After two years, however, he was forced to re-evaluate his life yet again. “I finally realised that I’m not meant to work for anyone else,” Pousaz says. “I saw an opportunity to do something new so I partnered with the head of sales at that company and we created our own payments brand.”
Pousaz’s vision was simple: to create a payments company that used all its own technology rather than working with any middlemen. He wanted to build a technology venture that could scale almost infinitely and hence launched Checkout.com in 2012.
The following three years were spent executing Pousaz’s vision. “We built a unified platform, a payments gateway and secured our licenses,” he explains. “This meant we could enable payments globally.” The one-stop shop has won some of the world’s top brands as clients, processing more than 150+ currencies on behalf of brands like TransferWise, Deliveroo, Virgin, and Adidas. “We are solving complex payment problems for some of the biggest merchants in the world,” says Pousaz.

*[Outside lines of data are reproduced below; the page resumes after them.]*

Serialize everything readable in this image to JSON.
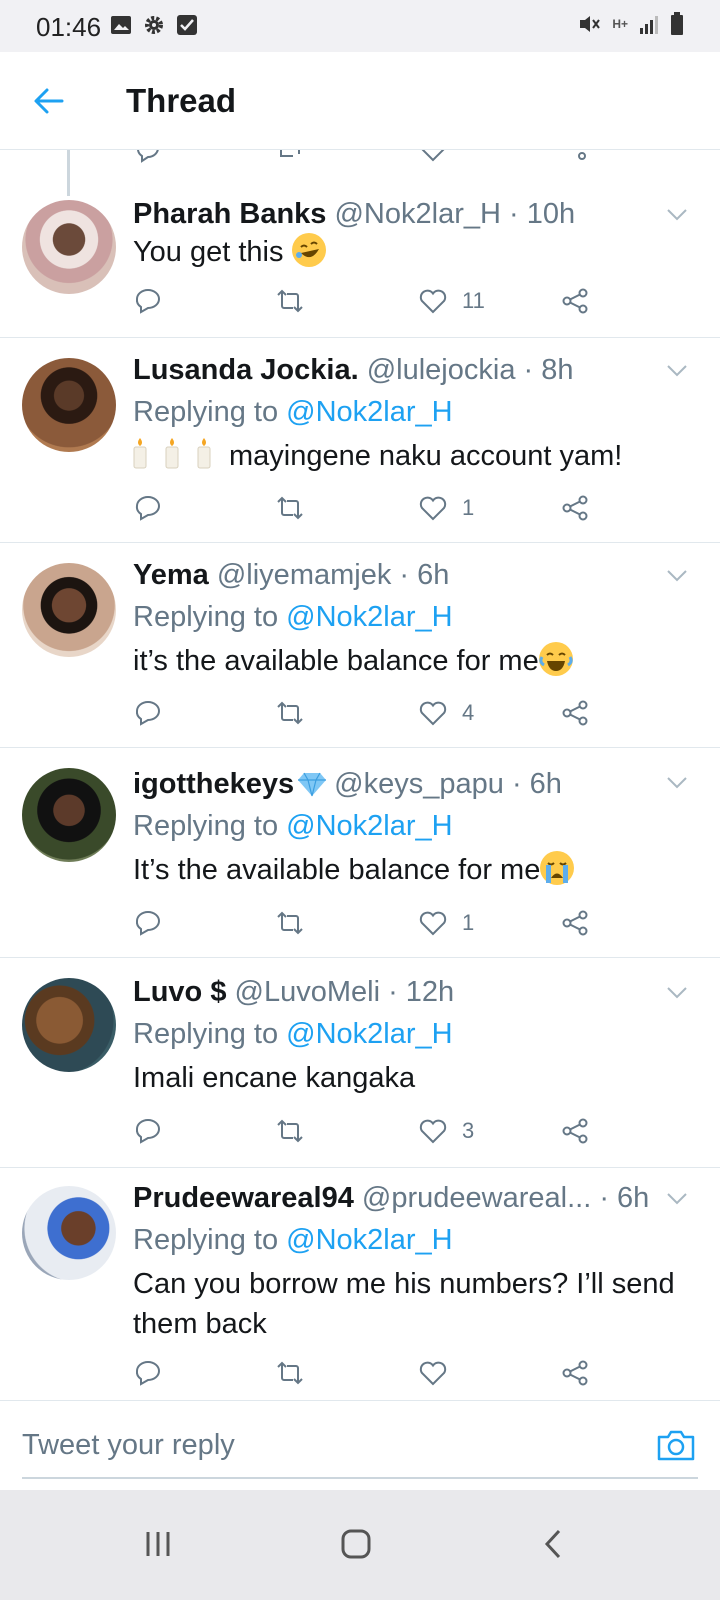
{
  "status_bar": {
    "time": "01:46",
    "left_icons": [
      "image-icon",
      "gear-icon",
      "checkbox-icon"
    ],
    "right_icons": [
      "mute-icon",
      "data-icon",
      "signal-icon",
      "battery-icon"
    ],
    "data_label": "H+"
  },
  "header": {
    "title": "Thread",
    "back_icon": "back-arrow-icon"
  },
  "colors": {
    "accent": "#1da1f2",
    "muted": "#657786",
    "text": "#14171a",
    "divider": "#e1e8ed"
  },
  "tweets": [
    {
      "name": "Pharah Banks",
      "meta": "@Nok2lar_H · 10h",
      "replying_prefix": "",
      "replying_handle": "",
      "text": "You get this",
      "emoji": "rofl",
      "likes": "11"
    },
    {
      "name": "Lusanda Jockia.",
      "meta": "@lulejockia · 8h",
      "replying_prefix": "Replying to ",
      "replying_handle": "@Nok2lar_H",
      "text": "mayingene naku account yam!",
      "emoji": "candles",
      "likes": "1"
    },
    {
      "name": "Yema",
      "meta": "@liyemamjek · 6h",
      "replying_prefix": "Replying to ",
      "replying_handle": "@Nok2lar_H",
      "text": "it’s the available balance for me",
      "emoji": "joy",
      "likes": "4"
    },
    {
      "name": "igotthekeys",
      "meta": "@keys_papu · 6h",
      "replying_prefix": "Replying to ",
      "replying_handle": "@Nok2lar_H",
      "text": "It’s the available balance for me",
      "emoji": "sob",
      "likes": "1"
    },
    {
      "name": "Luvo $",
      "meta": "@LuvoMeli · 12h",
      "replying_prefix": "Replying to ",
      "replying_handle": "@Nok2lar_H",
      "text": "Imali encane kangaka",
      "emoji": "",
      "likes": "3"
    },
    {
      "name": "Prudeewareal94",
      "meta": "@prudeewareal... · 6h",
      "replying_prefix": "Replying to ",
      "replying_handle": "@Nok2lar_H",
      "text": "Can you borrow me his numbers? I’ll send them back",
      "emoji": "",
      "likes": ""
    }
  ],
  "composer": {
    "placeholder": "Tweet your reply",
    "camera_icon": "camera-icon"
  },
  "nav_bar": {
    "icons": [
      "recents-icon",
      "home-icon",
      "back-icon"
    ]
  }
}
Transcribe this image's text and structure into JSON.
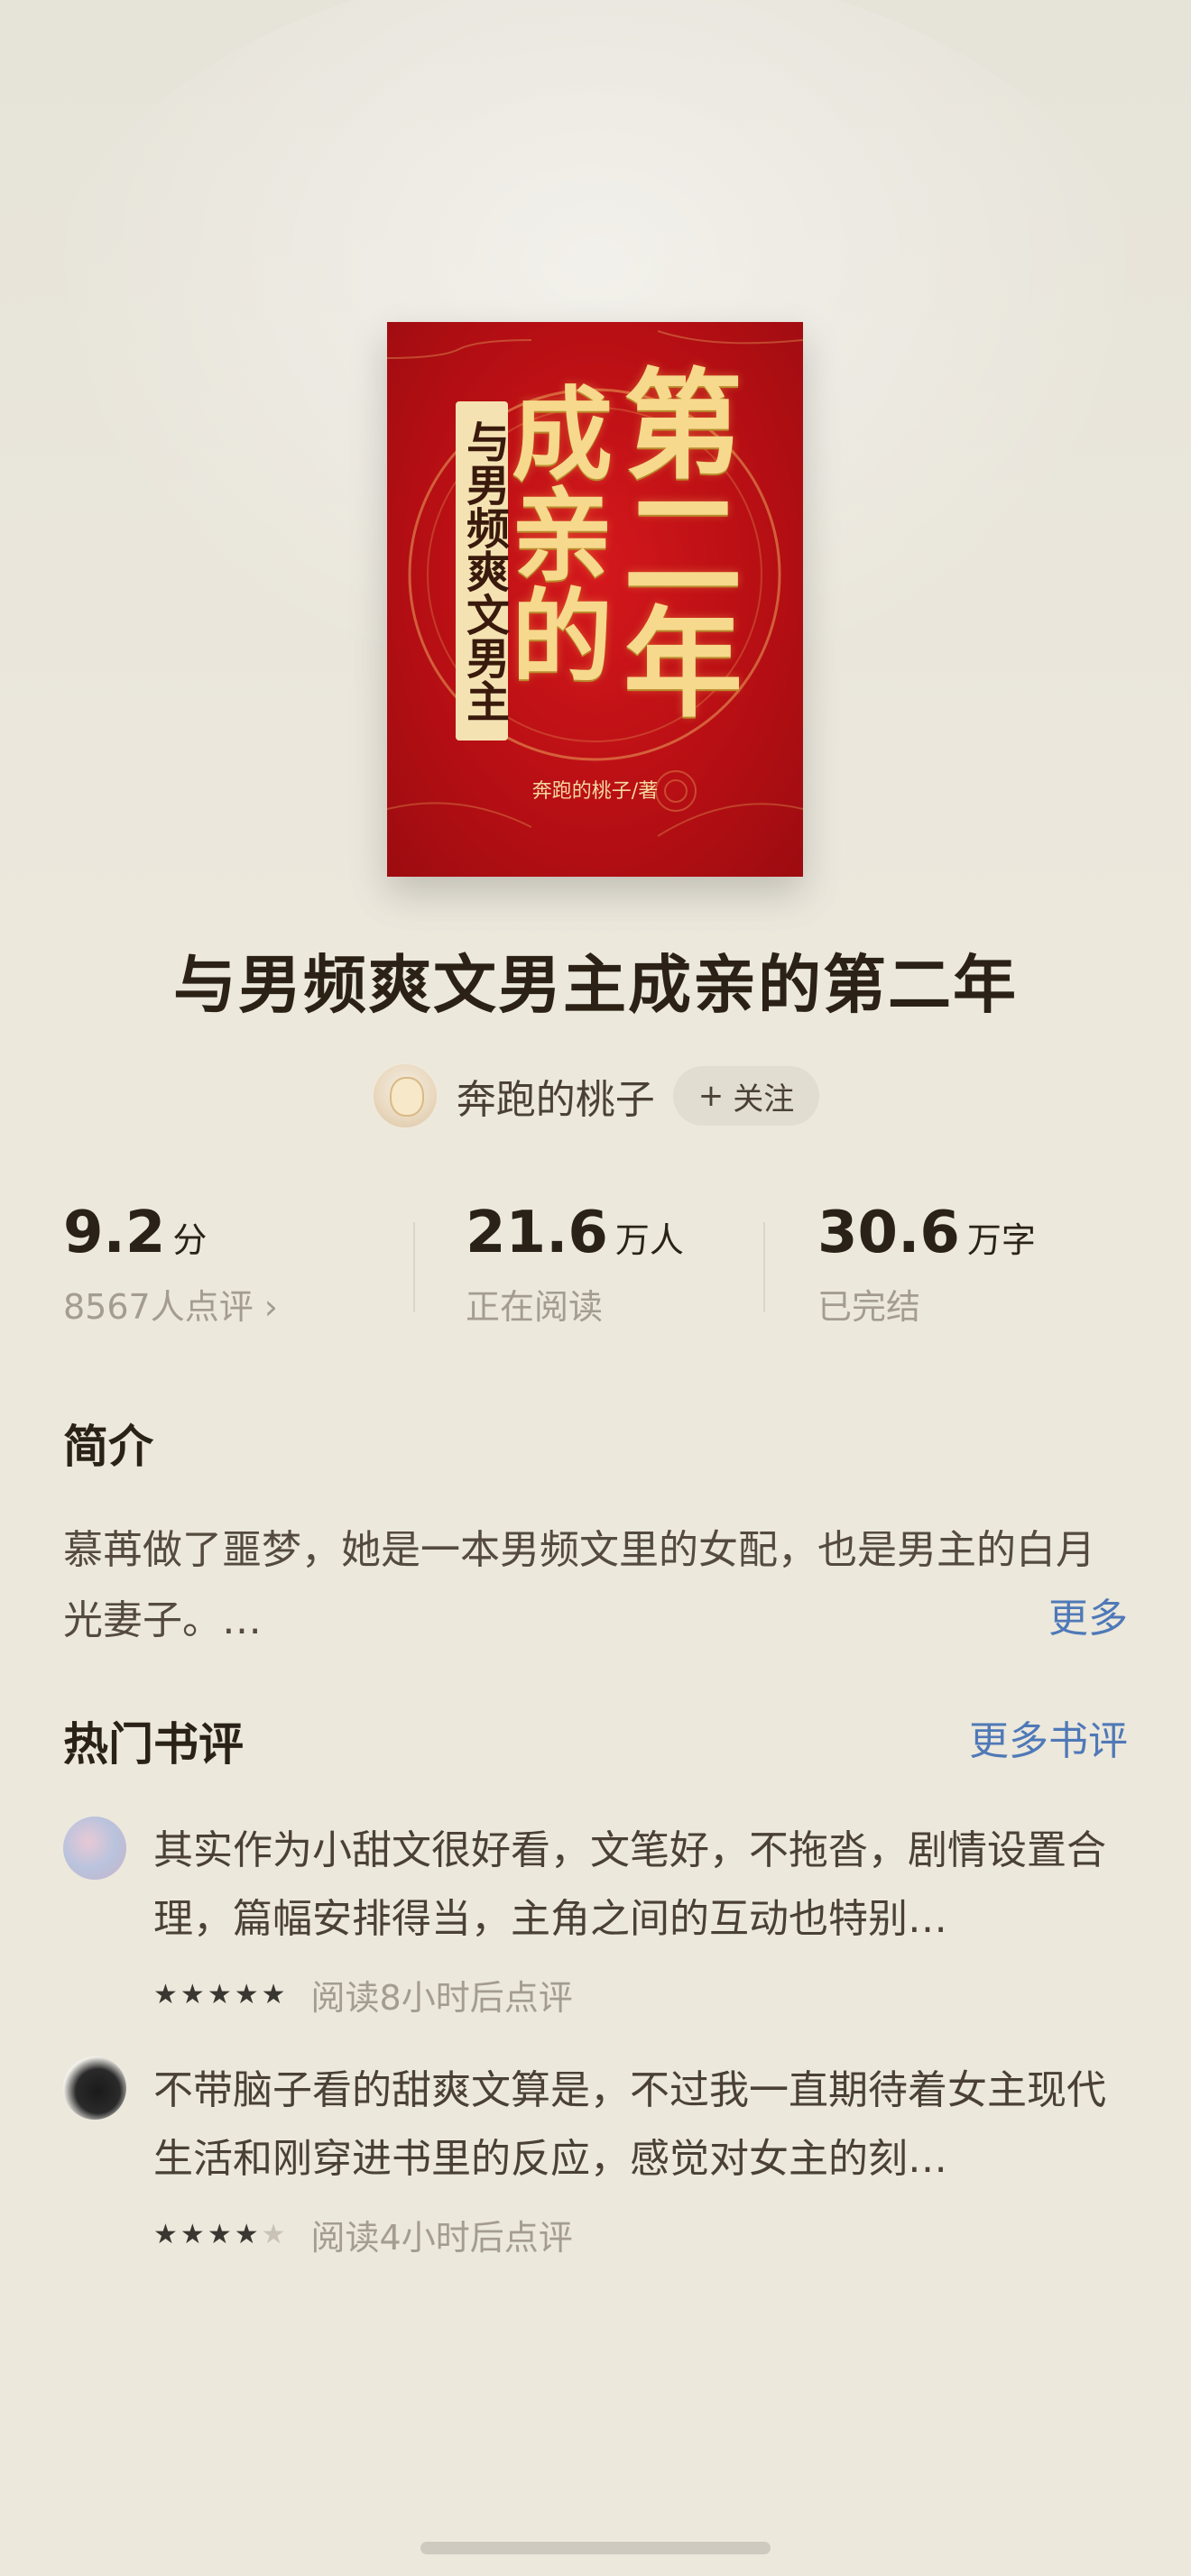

To service this global portfolio, Checkout.com has opened offices all over the world – from Paris to Dubai, San Francisco to Hong Kong.
The business has been bootstrapped to date, which has allowed the company to grow organically and steadily. “Because we have no investors, there’s no pressure,” explains Pousaz. “Other payments companies, especially in the US, have been forced to go for the land grab. But we’ve been able to focus on our product.” This strategy has paid off; clients are consistently impressed by the speed and efficiency of Checkout.com’s platform, achieving a 99% client retention rate. All available cash has been reinvested into the firm’s proprietary technology. Of their 270 employees, 180 are in technology-related roles, and last year, just £117,000 was spent on marketing. “We are always trying to be smart with our money, which gives us an edge.”
Checkout.com has no immediate plans to become a bank in its own right but Pousaz wants to become a major player in global finance. “We’re trying to reinvent certain interactions in financial services,” he explains. To that end, Checkout.com is building a new product which will enable marketplace customers to use its infrastructure to accept payments and comply with regulations in one fell swoop. “This is our most important launch next year,” reveals Pousaz.
The recurring nature of Checkout.com’s revenue means that Pousaz already knows it will achieve steady, organic growth over the coming years and the company plans to further build on its solid reputation in payments. “We’re a self-funded, multimillion-dollar business,” says Pousaz. “I don’t need to change that equation. We have a winning formula, and I’m going to carefully maintain that going forward.”